The Consumer Product Safety Commission (CPSC) has recently requested for a recall on all bucky balls. They claim that bucky balls are a danger to children. Bucky balls are small round, magnetic desk toys. They were designed as desk toys for procrastinating adults, but unfortunately they have been getting into the hands of children. Bucky balls look harmless, but the reality is they are made of strong neodymium magnets. According to the experts at Stanford Magnets; “these magnets are strong enough to be used in a range of electrical and mechanical devices, ranging from electric motors, to MRI scans, to speakers. They are an extremely useful rare-earth magnet”. However as they can be molded into different shapes and sizes, they can be easily mistaken for sweets by children. Bucky balls in particular are small, round and shiny. If a child swallows a magnet it will probably cause little harm; but if anyone swallows more than one, then it has been reported that these magnets are strong enough to pinch between organs.
In fact the CPSC reported that from 2009 to 2011 bucky balls and other high-powered magnetic toys have been linked to 1,700 emergency room visits. It is for this reason that they requested a recall for all bucky balls. The CPSC went a step further to try to force Craig Zucker, the former chief executive of the company that marketed Bucky balls, to pay an estimated $57 million in costs related to a recall. It is this action that has caused a backlash. The complaint, prepared by Cause of Action, a legal group that supports limited government, alleges that the CPSC targeted Zucker for speaking out against the agency. It also says the CPSC violated Zucker’s right to free speech and due process when it retaliated against him, setting a “chilling” precedent for other corporate executives who publicly disagree with the federal government.
Craig Zucker argues that the Bucky balls were marketed as adult desk toys to relieve stress; they were never intended for children.

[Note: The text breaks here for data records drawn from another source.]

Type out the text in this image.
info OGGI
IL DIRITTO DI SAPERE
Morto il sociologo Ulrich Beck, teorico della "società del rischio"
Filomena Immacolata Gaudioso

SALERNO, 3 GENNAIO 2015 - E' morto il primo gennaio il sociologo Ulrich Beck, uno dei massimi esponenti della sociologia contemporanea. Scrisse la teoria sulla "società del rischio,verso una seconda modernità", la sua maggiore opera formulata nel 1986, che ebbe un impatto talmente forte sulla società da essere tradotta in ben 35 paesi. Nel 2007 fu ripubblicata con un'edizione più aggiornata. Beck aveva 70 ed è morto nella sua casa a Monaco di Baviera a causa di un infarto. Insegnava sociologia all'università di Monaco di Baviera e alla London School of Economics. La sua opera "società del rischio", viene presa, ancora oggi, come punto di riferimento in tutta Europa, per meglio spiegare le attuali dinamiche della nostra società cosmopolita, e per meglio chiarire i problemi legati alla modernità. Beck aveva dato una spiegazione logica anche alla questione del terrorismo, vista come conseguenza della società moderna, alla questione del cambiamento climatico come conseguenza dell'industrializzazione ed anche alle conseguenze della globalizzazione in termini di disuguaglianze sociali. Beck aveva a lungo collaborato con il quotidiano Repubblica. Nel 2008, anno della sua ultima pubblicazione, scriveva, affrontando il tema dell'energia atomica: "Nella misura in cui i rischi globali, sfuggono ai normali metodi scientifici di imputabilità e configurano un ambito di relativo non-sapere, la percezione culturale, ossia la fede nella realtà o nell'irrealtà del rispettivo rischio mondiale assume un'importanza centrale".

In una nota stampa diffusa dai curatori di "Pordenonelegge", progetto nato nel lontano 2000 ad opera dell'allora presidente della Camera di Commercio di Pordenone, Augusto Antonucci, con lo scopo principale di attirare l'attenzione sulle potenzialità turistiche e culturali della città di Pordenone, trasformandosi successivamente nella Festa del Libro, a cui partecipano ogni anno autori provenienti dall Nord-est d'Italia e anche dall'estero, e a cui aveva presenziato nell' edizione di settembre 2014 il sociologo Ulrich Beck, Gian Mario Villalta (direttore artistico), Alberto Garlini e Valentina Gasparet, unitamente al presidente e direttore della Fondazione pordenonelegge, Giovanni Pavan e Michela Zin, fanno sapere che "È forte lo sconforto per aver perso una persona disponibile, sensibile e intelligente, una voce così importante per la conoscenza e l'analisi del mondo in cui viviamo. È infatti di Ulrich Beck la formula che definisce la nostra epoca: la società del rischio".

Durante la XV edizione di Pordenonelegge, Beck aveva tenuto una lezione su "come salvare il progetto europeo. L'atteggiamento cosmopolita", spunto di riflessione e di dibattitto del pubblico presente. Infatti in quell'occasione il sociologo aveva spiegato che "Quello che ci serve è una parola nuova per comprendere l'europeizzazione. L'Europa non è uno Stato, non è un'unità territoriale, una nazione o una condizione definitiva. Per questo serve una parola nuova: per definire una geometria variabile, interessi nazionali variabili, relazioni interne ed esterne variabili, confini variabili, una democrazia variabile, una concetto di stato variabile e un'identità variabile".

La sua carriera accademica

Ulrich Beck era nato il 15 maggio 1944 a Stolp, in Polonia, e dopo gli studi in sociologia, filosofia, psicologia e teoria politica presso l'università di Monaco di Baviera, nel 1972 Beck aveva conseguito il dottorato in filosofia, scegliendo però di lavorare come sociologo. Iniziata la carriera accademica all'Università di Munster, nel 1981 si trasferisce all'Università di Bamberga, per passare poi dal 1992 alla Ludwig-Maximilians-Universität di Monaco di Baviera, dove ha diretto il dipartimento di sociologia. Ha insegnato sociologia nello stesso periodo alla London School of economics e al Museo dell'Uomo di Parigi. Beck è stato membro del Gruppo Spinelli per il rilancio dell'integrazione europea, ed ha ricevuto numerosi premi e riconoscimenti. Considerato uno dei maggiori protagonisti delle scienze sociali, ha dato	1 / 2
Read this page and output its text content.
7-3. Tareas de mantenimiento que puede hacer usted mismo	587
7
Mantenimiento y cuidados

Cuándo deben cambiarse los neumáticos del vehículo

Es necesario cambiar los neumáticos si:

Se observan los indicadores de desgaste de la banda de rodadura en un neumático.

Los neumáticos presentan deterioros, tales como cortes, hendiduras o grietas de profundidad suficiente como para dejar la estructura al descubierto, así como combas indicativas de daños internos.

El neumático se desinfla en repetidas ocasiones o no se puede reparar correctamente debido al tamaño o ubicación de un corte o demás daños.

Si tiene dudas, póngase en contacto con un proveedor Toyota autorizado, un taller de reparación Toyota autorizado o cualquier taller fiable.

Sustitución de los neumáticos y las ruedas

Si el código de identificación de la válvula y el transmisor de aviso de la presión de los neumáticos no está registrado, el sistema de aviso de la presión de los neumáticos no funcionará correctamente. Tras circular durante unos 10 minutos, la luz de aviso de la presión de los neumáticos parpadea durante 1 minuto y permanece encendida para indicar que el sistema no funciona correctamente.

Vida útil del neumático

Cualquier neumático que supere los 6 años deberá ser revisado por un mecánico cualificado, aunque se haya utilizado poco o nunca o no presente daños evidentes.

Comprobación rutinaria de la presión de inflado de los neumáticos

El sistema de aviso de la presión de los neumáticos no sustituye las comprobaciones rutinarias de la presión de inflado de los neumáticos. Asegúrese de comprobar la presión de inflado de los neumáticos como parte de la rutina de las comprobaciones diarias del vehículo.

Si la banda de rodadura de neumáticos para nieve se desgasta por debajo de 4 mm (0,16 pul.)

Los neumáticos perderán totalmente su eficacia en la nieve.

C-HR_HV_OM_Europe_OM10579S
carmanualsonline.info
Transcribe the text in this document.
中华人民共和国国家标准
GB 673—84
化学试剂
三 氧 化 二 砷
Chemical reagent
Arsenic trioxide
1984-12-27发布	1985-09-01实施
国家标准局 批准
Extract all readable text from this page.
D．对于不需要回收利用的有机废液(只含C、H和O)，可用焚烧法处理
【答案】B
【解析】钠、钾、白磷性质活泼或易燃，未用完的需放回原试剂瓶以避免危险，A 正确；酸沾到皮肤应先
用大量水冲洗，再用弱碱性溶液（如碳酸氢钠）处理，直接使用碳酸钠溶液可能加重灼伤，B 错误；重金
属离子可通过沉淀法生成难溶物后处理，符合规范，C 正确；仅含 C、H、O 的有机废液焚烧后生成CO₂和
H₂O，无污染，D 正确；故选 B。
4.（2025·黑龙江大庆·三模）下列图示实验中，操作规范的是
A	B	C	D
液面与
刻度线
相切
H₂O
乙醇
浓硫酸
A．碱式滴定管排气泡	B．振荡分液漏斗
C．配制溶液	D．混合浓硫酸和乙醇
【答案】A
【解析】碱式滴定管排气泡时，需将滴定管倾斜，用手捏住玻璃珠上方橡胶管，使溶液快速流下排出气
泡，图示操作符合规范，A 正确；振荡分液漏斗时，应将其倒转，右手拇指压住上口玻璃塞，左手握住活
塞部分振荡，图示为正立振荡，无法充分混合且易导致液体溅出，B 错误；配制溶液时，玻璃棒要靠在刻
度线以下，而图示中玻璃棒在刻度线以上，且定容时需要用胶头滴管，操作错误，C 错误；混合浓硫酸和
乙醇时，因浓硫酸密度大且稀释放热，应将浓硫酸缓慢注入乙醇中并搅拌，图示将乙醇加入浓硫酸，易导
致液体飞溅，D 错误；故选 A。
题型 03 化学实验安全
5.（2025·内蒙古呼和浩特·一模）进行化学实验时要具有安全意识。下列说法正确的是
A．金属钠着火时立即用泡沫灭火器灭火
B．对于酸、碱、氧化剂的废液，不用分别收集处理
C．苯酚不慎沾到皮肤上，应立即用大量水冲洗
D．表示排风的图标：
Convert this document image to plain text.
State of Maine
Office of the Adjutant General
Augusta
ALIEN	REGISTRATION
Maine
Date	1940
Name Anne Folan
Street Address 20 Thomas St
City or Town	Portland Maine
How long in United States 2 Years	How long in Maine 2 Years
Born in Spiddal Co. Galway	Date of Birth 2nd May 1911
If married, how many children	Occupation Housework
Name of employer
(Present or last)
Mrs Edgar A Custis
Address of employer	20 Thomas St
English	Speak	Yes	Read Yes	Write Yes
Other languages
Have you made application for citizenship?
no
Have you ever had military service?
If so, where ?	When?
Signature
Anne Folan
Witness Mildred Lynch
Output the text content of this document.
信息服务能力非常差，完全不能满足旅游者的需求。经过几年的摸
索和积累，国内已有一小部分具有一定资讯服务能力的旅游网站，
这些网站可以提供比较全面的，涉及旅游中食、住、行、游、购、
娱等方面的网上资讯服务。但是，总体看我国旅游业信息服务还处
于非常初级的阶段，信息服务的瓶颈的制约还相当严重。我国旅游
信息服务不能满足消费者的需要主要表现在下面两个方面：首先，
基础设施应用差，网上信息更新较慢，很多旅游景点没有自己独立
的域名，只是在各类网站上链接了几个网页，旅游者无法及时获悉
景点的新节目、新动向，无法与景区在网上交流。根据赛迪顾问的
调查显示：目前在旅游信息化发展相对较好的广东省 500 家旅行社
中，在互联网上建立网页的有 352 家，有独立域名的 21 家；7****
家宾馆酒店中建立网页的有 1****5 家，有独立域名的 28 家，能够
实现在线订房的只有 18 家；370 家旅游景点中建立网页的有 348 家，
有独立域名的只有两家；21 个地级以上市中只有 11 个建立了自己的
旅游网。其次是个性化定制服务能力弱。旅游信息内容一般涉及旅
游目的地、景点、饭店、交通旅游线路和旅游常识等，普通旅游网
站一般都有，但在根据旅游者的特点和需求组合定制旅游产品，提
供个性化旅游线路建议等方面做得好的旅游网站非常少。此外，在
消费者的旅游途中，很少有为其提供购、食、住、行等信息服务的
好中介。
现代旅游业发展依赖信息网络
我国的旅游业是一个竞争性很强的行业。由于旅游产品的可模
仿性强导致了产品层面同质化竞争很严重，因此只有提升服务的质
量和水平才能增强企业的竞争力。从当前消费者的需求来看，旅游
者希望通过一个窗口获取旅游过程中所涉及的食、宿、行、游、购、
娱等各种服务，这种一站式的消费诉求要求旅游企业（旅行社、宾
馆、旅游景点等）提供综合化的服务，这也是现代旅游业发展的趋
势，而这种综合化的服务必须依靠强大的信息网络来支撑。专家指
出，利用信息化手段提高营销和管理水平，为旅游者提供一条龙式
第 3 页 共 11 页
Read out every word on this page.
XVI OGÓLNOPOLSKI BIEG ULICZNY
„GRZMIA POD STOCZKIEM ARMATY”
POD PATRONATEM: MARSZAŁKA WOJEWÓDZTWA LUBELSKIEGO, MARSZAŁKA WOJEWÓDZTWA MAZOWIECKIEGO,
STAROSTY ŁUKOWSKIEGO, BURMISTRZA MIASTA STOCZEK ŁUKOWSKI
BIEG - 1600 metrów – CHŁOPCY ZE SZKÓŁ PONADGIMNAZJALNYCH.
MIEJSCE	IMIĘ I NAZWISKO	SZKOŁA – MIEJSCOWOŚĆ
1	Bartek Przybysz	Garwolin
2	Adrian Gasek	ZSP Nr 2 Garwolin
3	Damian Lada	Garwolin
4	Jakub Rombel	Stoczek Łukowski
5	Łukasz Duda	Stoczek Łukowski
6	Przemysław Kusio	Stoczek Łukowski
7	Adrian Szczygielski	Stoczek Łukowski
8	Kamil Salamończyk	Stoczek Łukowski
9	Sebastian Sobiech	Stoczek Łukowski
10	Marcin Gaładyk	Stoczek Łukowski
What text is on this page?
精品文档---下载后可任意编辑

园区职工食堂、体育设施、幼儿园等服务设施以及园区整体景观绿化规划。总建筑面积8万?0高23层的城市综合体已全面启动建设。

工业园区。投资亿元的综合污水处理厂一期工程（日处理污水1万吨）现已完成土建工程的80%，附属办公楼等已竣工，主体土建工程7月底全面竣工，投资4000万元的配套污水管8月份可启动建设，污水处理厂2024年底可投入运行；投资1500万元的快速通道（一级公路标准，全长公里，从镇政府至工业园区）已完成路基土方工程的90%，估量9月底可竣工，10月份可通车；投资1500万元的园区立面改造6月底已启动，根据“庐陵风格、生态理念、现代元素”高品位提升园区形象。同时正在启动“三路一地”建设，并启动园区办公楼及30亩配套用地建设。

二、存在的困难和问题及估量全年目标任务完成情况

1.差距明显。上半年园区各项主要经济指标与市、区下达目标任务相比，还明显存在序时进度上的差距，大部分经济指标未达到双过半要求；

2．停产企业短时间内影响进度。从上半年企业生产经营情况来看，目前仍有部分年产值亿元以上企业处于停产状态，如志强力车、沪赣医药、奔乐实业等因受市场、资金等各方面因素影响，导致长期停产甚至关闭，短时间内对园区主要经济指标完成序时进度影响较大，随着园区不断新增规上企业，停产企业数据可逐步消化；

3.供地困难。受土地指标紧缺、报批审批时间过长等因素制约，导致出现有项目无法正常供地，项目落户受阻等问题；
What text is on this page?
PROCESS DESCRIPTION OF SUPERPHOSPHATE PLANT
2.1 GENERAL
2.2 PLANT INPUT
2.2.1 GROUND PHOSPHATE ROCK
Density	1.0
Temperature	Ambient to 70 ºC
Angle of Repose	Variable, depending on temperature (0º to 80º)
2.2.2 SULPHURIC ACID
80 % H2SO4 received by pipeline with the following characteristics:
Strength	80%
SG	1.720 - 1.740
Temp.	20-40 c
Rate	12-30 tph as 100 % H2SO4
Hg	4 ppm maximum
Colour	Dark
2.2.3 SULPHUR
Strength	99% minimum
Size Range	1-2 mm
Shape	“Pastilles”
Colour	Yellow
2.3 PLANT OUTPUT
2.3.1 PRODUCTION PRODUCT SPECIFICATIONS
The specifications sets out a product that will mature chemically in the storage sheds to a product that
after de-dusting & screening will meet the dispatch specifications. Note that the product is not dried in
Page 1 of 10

Furthermore the responsibility of the child should lay with the parents and not the manufacturer or the marketing company. They went further by raising the valid point that detergents and other household products are of equal danger to children if digested. Even though these items may carry warning signs – as did the bucky balls – they are not necessarily going to prevent a child from swallowing them. The problem therefore isn’t one of magnets, but rather a question or child supervision and parental responsibility.